Primordialmente, a escola foca-se na atenção personalizada aos alunos, na importância dos valores humanos e éticos e na visão dos negócios não como uma fonte de lucro, mas como uma fonte de desenvolvimento pessoal. Outro aspecto fundamental é a sua ênfase na pesquisa rigorosa, gerando novas ideias úteis para os tomadores de decisão. Crucialmente, o caráter global e internacional da escola e o seu impacto na formação de líderes empresariais são também cruciais, fomentando a consciência da sua responsabilidade para com o desenvolvimento daqueles que os rodeiam e para com a sociedade como um todo.
– Em quais países você pode estudar através do IESE?
No programa de mestrado, realizamos intercâmbios de um semestre com escolas de renome em todo o mundo, nos Estados Unidos, Grã-Bretanha, Holanda, Canadá, França, México, China, Argentina, Costa Rica e outros países. Além disso, desenvolvemos outras atividades internacionais em outros programas e com participantes de outros países.
– Qual a importância da natureza internacional dos programas quando uma empresa escolhe um perfil em detrimento de outro?

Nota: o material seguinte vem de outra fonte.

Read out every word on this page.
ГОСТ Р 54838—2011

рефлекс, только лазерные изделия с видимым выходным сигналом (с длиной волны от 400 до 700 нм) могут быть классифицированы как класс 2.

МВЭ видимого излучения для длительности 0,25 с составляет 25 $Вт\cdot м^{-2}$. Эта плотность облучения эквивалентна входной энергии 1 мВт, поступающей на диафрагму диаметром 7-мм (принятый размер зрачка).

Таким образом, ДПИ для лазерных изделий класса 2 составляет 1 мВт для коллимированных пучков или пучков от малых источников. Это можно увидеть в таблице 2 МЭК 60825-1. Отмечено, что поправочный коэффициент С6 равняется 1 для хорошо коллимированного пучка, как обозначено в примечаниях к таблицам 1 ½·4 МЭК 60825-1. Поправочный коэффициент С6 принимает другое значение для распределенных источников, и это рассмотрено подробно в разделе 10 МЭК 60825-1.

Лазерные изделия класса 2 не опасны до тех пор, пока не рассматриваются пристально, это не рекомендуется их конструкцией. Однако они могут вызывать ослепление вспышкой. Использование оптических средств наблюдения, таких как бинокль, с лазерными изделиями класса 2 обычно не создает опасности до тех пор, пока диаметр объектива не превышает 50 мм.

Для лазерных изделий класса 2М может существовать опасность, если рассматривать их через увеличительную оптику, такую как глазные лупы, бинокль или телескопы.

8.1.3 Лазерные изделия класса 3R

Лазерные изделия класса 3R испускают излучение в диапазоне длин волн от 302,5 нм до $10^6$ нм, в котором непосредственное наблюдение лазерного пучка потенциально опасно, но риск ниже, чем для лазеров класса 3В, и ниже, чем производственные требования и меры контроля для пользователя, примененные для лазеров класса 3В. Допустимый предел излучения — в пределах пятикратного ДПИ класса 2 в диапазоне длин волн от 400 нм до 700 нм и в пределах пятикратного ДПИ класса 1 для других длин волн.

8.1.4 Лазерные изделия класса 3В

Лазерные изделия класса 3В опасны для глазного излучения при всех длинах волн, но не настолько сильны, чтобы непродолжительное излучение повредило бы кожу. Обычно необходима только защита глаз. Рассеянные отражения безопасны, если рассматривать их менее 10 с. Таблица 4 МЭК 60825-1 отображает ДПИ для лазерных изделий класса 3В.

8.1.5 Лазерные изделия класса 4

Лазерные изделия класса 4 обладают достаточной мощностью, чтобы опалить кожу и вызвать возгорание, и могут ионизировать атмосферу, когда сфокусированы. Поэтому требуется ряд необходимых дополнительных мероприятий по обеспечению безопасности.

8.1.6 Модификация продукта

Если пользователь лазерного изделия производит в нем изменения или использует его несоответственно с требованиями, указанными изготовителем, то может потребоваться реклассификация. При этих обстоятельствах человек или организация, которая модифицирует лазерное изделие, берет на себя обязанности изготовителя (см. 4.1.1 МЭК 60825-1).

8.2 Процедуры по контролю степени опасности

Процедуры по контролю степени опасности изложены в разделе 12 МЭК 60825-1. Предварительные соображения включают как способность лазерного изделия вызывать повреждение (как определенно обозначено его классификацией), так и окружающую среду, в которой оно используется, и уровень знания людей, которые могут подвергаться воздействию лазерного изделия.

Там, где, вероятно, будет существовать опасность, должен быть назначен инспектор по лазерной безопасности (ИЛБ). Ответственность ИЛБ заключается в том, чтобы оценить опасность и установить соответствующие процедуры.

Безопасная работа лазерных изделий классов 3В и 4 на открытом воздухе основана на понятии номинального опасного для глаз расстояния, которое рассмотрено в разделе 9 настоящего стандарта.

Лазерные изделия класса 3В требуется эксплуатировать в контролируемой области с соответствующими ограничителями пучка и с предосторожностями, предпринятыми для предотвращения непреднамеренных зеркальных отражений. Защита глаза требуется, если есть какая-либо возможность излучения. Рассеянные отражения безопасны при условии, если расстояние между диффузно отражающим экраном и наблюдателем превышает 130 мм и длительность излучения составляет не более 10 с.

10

Atualmente, as empresas, principalmente as de médio e grande porte, exigem essa dimensão internacional porque os negócios e os desafios são globais e porque é necessário compreender culturas e conectar-se com pessoas de outros países. Como isso pode ser alcançado? O mais importante é fazê-lo em uma escola internacional. Nem todas as escolas são internacionais simplesmente por estarem localizadas no exterior, pois algumas escolas expõem os alunos apenas à cultura de um único país. Na IESE, atualmente, os alunos interagem diariamente com culturas de mais de 50 países.
Um segundo aspecto é a natureza internacional do currículo. Ter trabalhado no exterior é importante. Mesmo que você estude em uma escola internacional como a IESE, passar um semestre em uma universidade no exterior pode ser benéfico e será muito valorizado em sua futura carreira.
A internacionalidade não se resume apenas a aprender um idioma; trata-se de aprender sobre a cultura internacional, compreender os problemas e pontos de vista dos outros e estar sujeito a diferentes influências.